Christian Brauner <christian@xxxxxxxxxx> · Wed, 20 Feb 2019 14:26:02 +0100

On Wed, Feb 20, 2019 at 10:46:24AM +0800, Ian Kent wrote:
> On Fri, 2019-02-15 at 16:07 +0000, David Howells wrote:
> > Implement a kernel container object such that it contains the following
> > things:
> > 
> >  (1) Namespaces.
> > 
> >  (2) A root directory.
> > 
> >  (3) A set of processes, including one designated as the 'init' process.
> 
> Yeah, I think a name other than init needs to be used for this
> process.
> 
> The problem being that there is no requirement for container
> process 1 to behave in any way like an "init" process is
> expected to behave and that leads to confusion (at least
> it certainly did for me).

If you look at the documentation for pid namespaces(7) you can see that
the pid 1 inside a pid namespace is expected to behave like an init
process:
-  "The  first  process created in a new namespace [...] has  the PID 1,
   and is the "init" process for the namespace (see init(1))."
- "[...] child process that is orphaned within the namespace will be
  reparented to this process rather than init(1) [...]"

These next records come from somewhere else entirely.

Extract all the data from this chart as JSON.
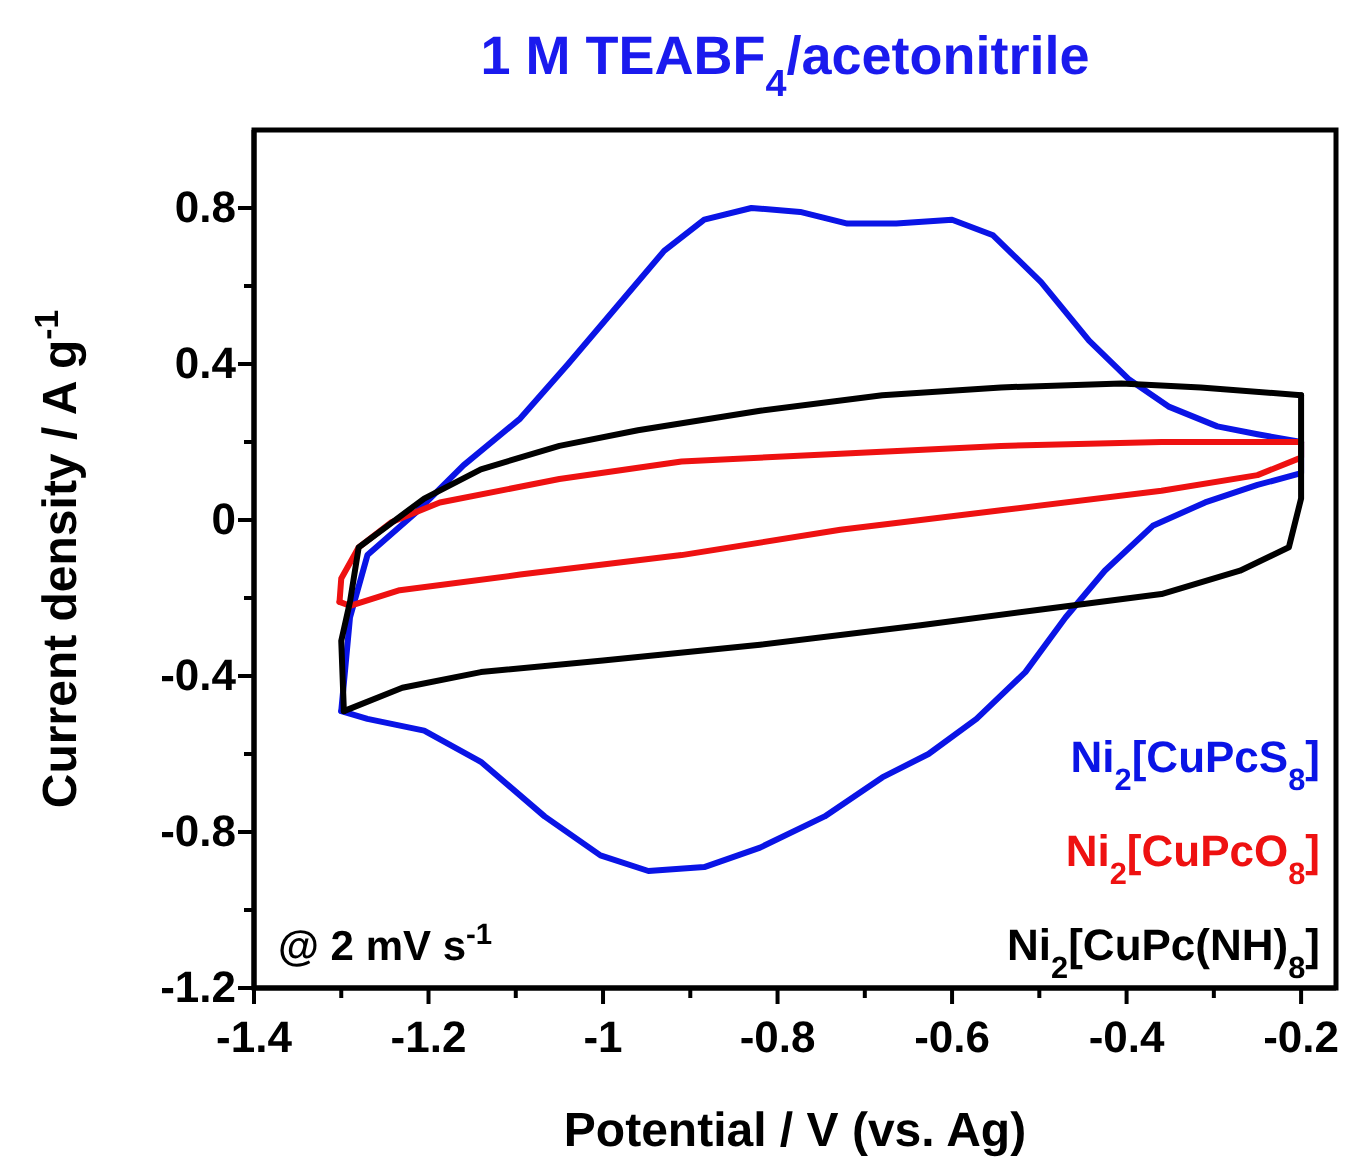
{
  "chart_data": {
    "type": "line",
    "title": "1 M TEABF$_{4}$/acetonitrile",
    "xlabel": "Potential / V (vs. Ag)",
    "ylabel": "Current density / A g$^{-1}$",
    "xlim": [
      -1.4,
      -0.16
    ],
    "ylim": [
      -1.2,
      1.0
    ],
    "xticks": [
      -1.4,
      {
        "value": -1.3,
        "label": null
      },
      -1.2,
      {
        "value": -1.1,
        "label": null
      },
      {
        "value": -1,
        "label": "-1"
      },
      {
        "value": -0.9,
        "label": null
      },
      -0.8,
      {
        "value": -0.7,
        "label": null
      },
      -0.6,
      {
        "value": -0.5,
        "label": null
      },
      -0.4,
      {
        "value": -0.3,
        "label": null
      },
      -0.2
    ],
    "yticks": [
      -1.2,
      {
        "value": -1.0,
        "label": null
      },
      -0.8,
      {
        "value": -0.6,
        "label": null
      },
      -0.4,
      {
        "value": -0.2,
        "label": null
      },
      0,
      {
        "value": 0.2,
        "label": null
      },
      0.4,
      {
        "value": 0.6,
        "label": null
      },
      0.8
    ],
    "grid": false,
    "marker": "none",
    "line_style": "solid",
    "annotations": [
      "@ 2 mV s$^{-1}$"
    ],
    "series": [
      {
        "name": "Ni$_{2}$[CuPcS$_{8}$]",
        "color": "#0a14e6",
        "x": [
          -1.3,
          -1.29,
          -1.27,
          -1.214,
          -1.16,
          -1.095,
          -1.04,
          -0.985,
          -0.93,
          -0.884,
          -0.83,
          -0.774,
          -0.72,
          -0.664,
          -0.6,
          -0.553,
          -0.498,
          -0.443,
          -0.397,
          -0.351,
          -0.296,
          -0.25,
          -0.2
        ],
        "values": [
          -0.49,
          -0.25,
          -0.09,
          0.02,
          0.14,
          0.26,
          0.4,
          0.545,
          0.69,
          0.77,
          0.8,
          0.79,
          0.76,
          0.76,
          0.77,
          0.73,
          0.61,
          0.46,
          0.36,
          0.29,
          0.24,
          0.22,
          0.2
        ]
      },
      {
        "color": "#0a14e6",
        "x": [
          -0.2,
          -0.2,
          -0.25,
          -0.31,
          -0.37,
          -0.425,
          -0.47,
          -0.516,
          -0.572,
          -0.627,
          -0.68,
          -0.746,
          -0.82,
          -0.884,
          -0.948,
          -1.003,
          -1.067,
          -1.14,
          -1.205,
          -1.27,
          -1.3
        ],
        "values": [
          0.2,
          0.12,
          0.09,
          0.045,
          -0.015,
          -0.13,
          -0.25,
          -0.39,
          -0.51,
          -0.6,
          -0.66,
          -0.76,
          -0.84,
          -0.89,
          -0.9,
          -0.86,
          -0.76,
          -0.62,
          -0.54,
          -0.51,
          -0.49
        ]
      },
      {
        "name": "Ni$_{2}$[CuPcO$_{8}$]",
        "color": "#ee1111",
        "x": [
          -1.302,
          -1.3,
          -1.28,
          -1.242,
          -1.187,
          -1.05,
          -0.91,
          -0.728,
          -0.544,
          -0.36,
          -0.2
        ],
        "values": [
          -0.21,
          -0.15,
          -0.07,
          -0.005,
          0.045,
          0.105,
          0.15,
          0.17,
          0.19,
          0.2,
          0.2
        ]
      },
      {
        "color": "#ee1111",
        "x": [
          -0.2,
          -0.2,
          -0.25,
          -0.36,
          -0.544,
          -0.728,
          -0.91,
          -1.095,
          -1.233,
          -1.29,
          -1.302
        ],
        "values": [
          0.2,
          0.16,
          0.115,
          0.075,
          0.025,
          -0.025,
          -0.09,
          -0.14,
          -0.18,
          -0.22,
          -0.21
        ]
      },
      {
        "name": "Ni$_{2}$[CuPc(NH)$_{8}$]",
        "color": "#000000",
        "x": [
          -1.297,
          -1.3,
          -1.29,
          -1.28,
          -1.25,
          -1.205,
          -1.14,
          -1.05,
          -0.96,
          -0.82,
          -0.68,
          -0.544,
          -0.406,
          -0.315,
          -0.2
        ],
        "values": [
          -0.49,
          -0.31,
          -0.21,
          -0.07,
          -0.02,
          0.055,
          0.13,
          0.19,
          0.23,
          0.28,
          0.32,
          0.34,
          0.35,
          0.34,
          0.32
        ]
      },
      {
        "color": "#000000",
        "x": [
          -0.2,
          -0.2,
          -0.214,
          -0.27,
          -0.36,
          -0.5,
          -0.636,
          -0.82,
          -1.0,
          -1.14,
          -1.23,
          -1.297
        ],
        "values": [
          0.32,
          0.055,
          -0.07,
          -0.13,
          -0.19,
          -0.23,
          -0.27,
          -0.32,
          -0.36,
          -0.39,
          -0.43,
          -0.49
        ]
      }
    ]
  }
}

- "If the "init" process of a PID namespace terminates, the kernel
  terminates all of the processes in the  namespace  via a SIGKILL
  signal. This behavior reflects the fact that the "init" process is
  essential for the cor‐ rect operation of a PID namespace."

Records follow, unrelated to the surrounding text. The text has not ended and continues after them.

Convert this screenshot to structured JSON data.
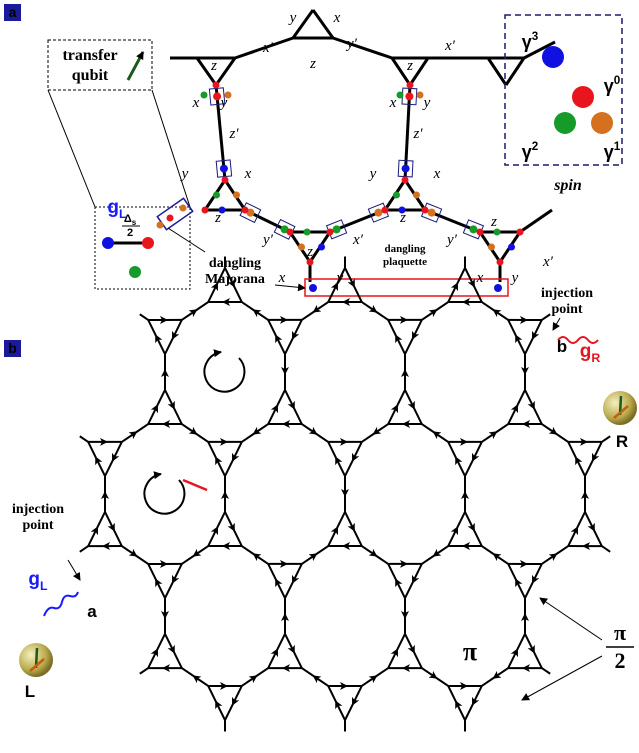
{
  "panel_a": {
    "label": "a",
    "transfer_qubit": [
      "transfer",
      "qubit"
    ],
    "coupling": {
      "base": "g",
      "sub": "L"
    },
    "gap": {
      "num_base": "Δ",
      "num_sub": "s",
      "den": "2"
    },
    "dangling_majorana": [
      "dangling",
      "Majorana"
    ],
    "dangling_plaquette": [
      "dangling",
      "plaquette"
    ],
    "bond_labels": [
      "y",
      "x",
      "x′",
      "y′",
      "x′",
      "z",
      "z",
      "z",
      "x",
      "y",
      "x",
      "y",
      "z′",
      "z′",
      "y",
      "x",
      "y",
      "x",
      "z",
      "z",
      "z",
      "y′",
      "x′",
      "y′",
      "z",
      "x",
      "y",
      "x",
      "y",
      "x′"
    ],
    "spin": {
      "title": "spin",
      "majoranas": [
        {
          "base": "γ",
          "sup": "3"
        },
        {
          "base": "γ",
          "sup": "0"
        },
        {
          "base": "γ",
          "sup": "2"
        },
        {
          "base": "γ",
          "sup": "1"
        }
      ]
    }
  },
  "panel_b": {
    "label": "b",
    "injection_points": [
      [
        "injection",
        "point"
      ],
      [
        "injection",
        "point"
      ]
    ],
    "leads": [
      {
        "name": "a",
        "coupling": {
          "base": "g",
          "sub": "L"
        },
        "reservoir": "L"
      },
      {
        "name": "b",
        "coupling": {
          "base": "g",
          "sub": "R"
        },
        "reservoir": "R"
      }
    ],
    "flux": [
      "π",
      {
        "num": "π",
        "den": "2"
      }
    ]
  }
}
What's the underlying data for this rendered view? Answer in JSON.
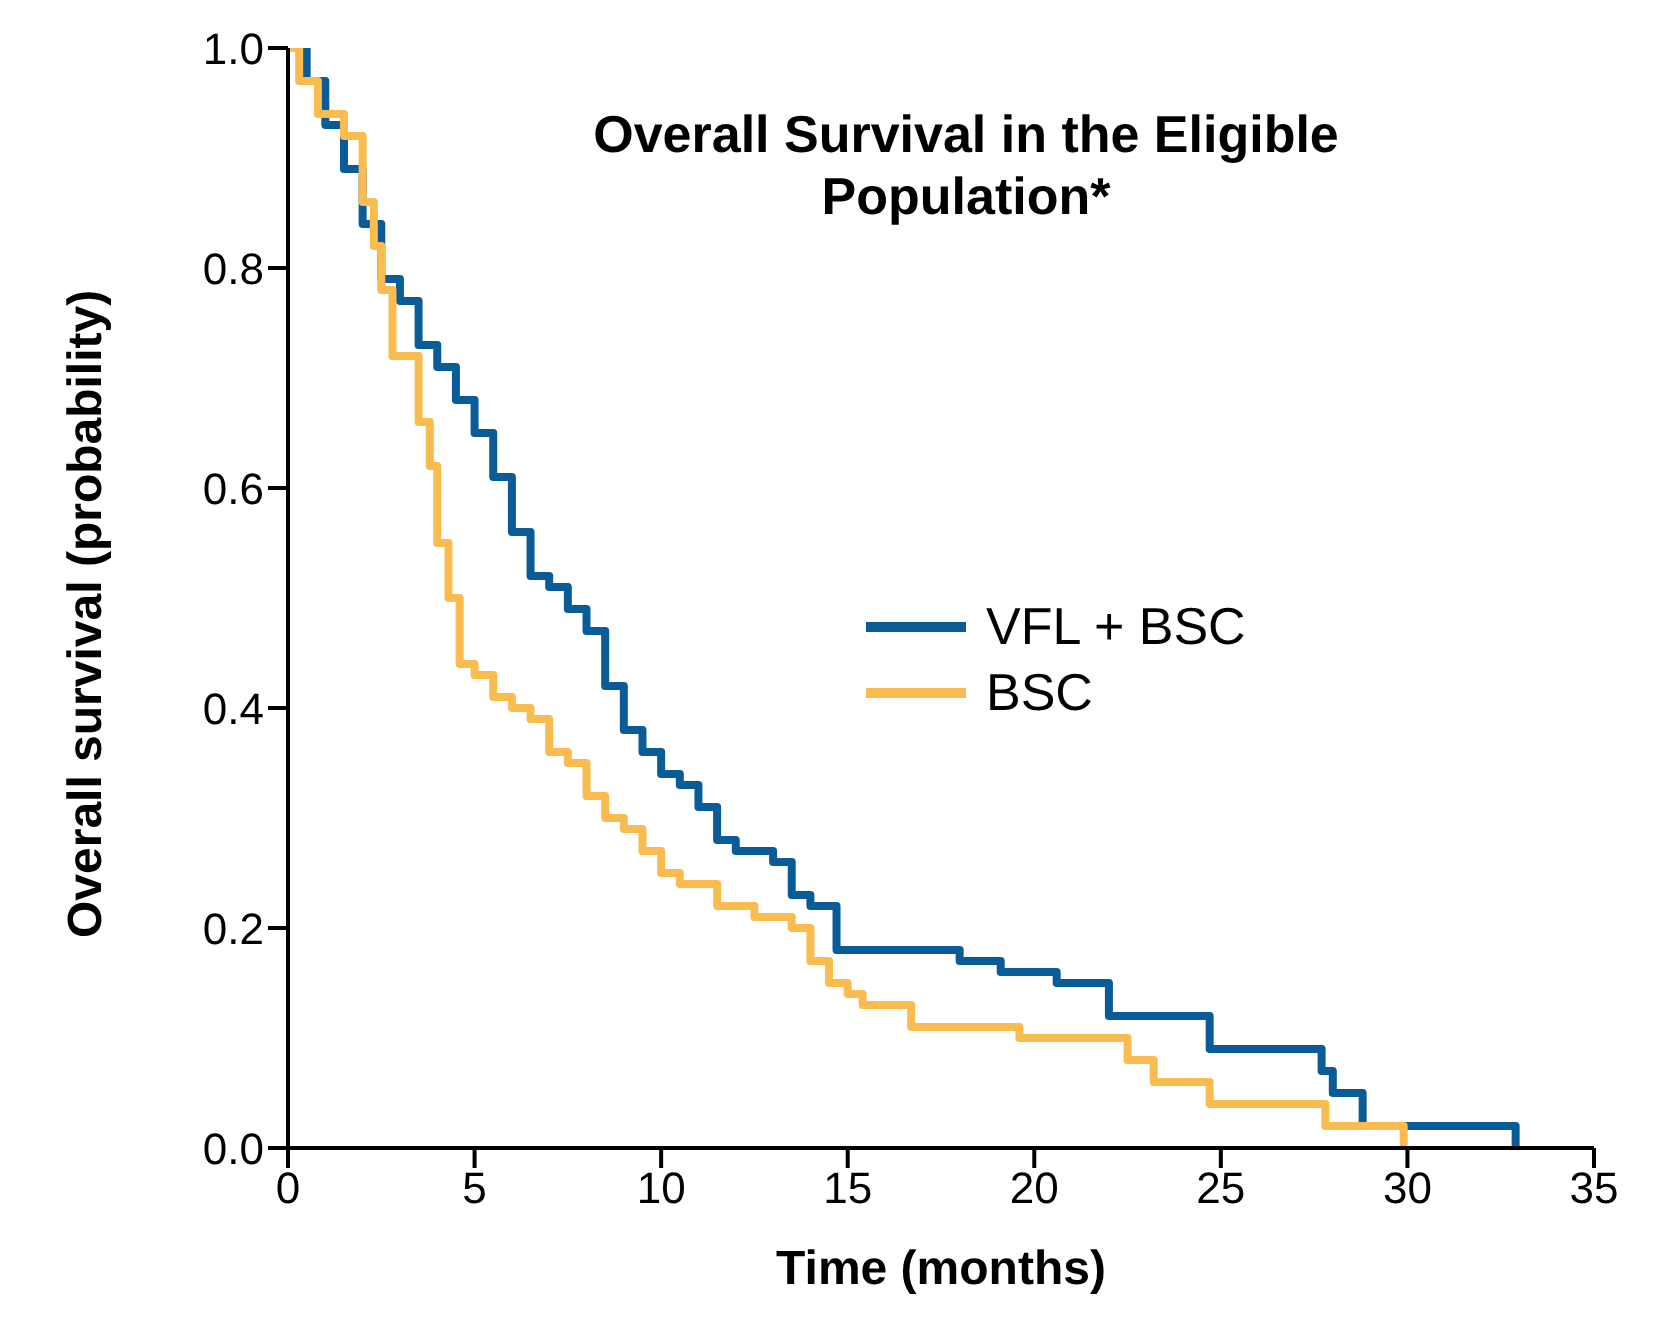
{
  "chart_data": {
    "type": "step",
    "title": "Overall Survival in the Eligible Population*",
    "xlabel": "Time (months)",
    "ylabel": "Overall survival (probability)",
    "xlim": [
      0,
      35
    ],
    "xticks": [
      0,
      5,
      10,
      15,
      20,
      25,
      30,
      35
    ],
    "ylim": [
      0,
      1
    ],
    "yticks": [
      {
        "value": 0,
        "label": "0.0"
      },
      {
        "value": 0.2,
        "label": "0.2"
      },
      {
        "value": 0.4,
        "label": "0.4"
      },
      {
        "value": 0.6,
        "label": "0.6"
      },
      {
        "value": 0.8,
        "label": "0.8"
      },
      {
        "value": 1,
        "label": "1.0"
      }
    ],
    "grid": false,
    "legend": "right",
    "series": [
      {
        "name": "VFL + BSC",
        "color": "#0a5c99",
        "x": [
          0,
          0.5,
          1,
          1.5,
          2,
          2.5,
          3,
          3.5,
          4,
          4.5,
          5,
          5.5,
          6,
          6.5,
          7,
          7.5,
          8,
          8.5,
          9,
          9.5,
          10,
          10.5,
          11,
          11.5,
          12,
          13,
          13.5,
          14,
          14.7,
          18,
          19.1,
          20.6,
          22,
          24.7,
          27.7,
          28,
          28.8,
          32.9
        ],
        "values": [
          1,
          0.97,
          0.93,
          0.89,
          0.84,
          0.79,
          0.77,
          0.73,
          0.71,
          0.68,
          0.65,
          0.61,
          0.56,
          0.52,
          0.51,
          0.49,
          0.47,
          0.42,
          0.38,
          0.36,
          0.34,
          0.33,
          0.31,
          0.28,
          0.27,
          0.26,
          0.23,
          0.22,
          0.18,
          0.17,
          0.16,
          0.15,
          0.12,
          0.09,
          0.07,
          0.05,
          0.02,
          0
        ]
      },
      {
        "name": "BSC",
        "color": "#fbbc4f",
        "x": [
          0,
          0.3,
          0.8,
          1.5,
          2,
          2.3,
          2.5,
          2.8,
          3.5,
          3.8,
          4,
          4.3,
          4.6,
          5,
          5.5,
          6,
          6.5,
          7,
          7.5,
          8,
          8.5,
          9,
          9.5,
          10,
          10.5,
          11.5,
          12.5,
          13.5,
          14,
          14.5,
          15,
          15.4,
          16.7,
          19.6,
          22.5,
          23.2,
          24.7,
          27.8,
          29.9
        ],
        "values": [
          1,
          0.97,
          0.94,
          0.92,
          0.86,
          0.82,
          0.78,
          0.72,
          0.66,
          0.62,
          0.55,
          0.5,
          0.44,
          0.43,
          0.41,
          0.4,
          0.39,
          0.36,
          0.35,
          0.32,
          0.3,
          0.29,
          0.27,
          0.25,
          0.24,
          0.22,
          0.21,
          0.2,
          0.17,
          0.15,
          0.14,
          0.13,
          0.11,
          0.1,
          0.08,
          0.06,
          0.04,
          0.02,
          0
        ]
      }
    ]
  }
}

- "Only signals for which the "init" process has established a signal
  handler can be sent to the  "init" process by other members of the
  PID namespace."
- "[...] the reboot(2) system call causes a signal to be sent to the
  namespace "init" process."

This is one of the reasons why all major current container runtimes
finally after years of failing to realize this run a stub init process
that mimicks a dumb init. Sure, you get away with not having an init
that behaves like an init but this is inherently broken or at least
against the way pid namespaces were designed.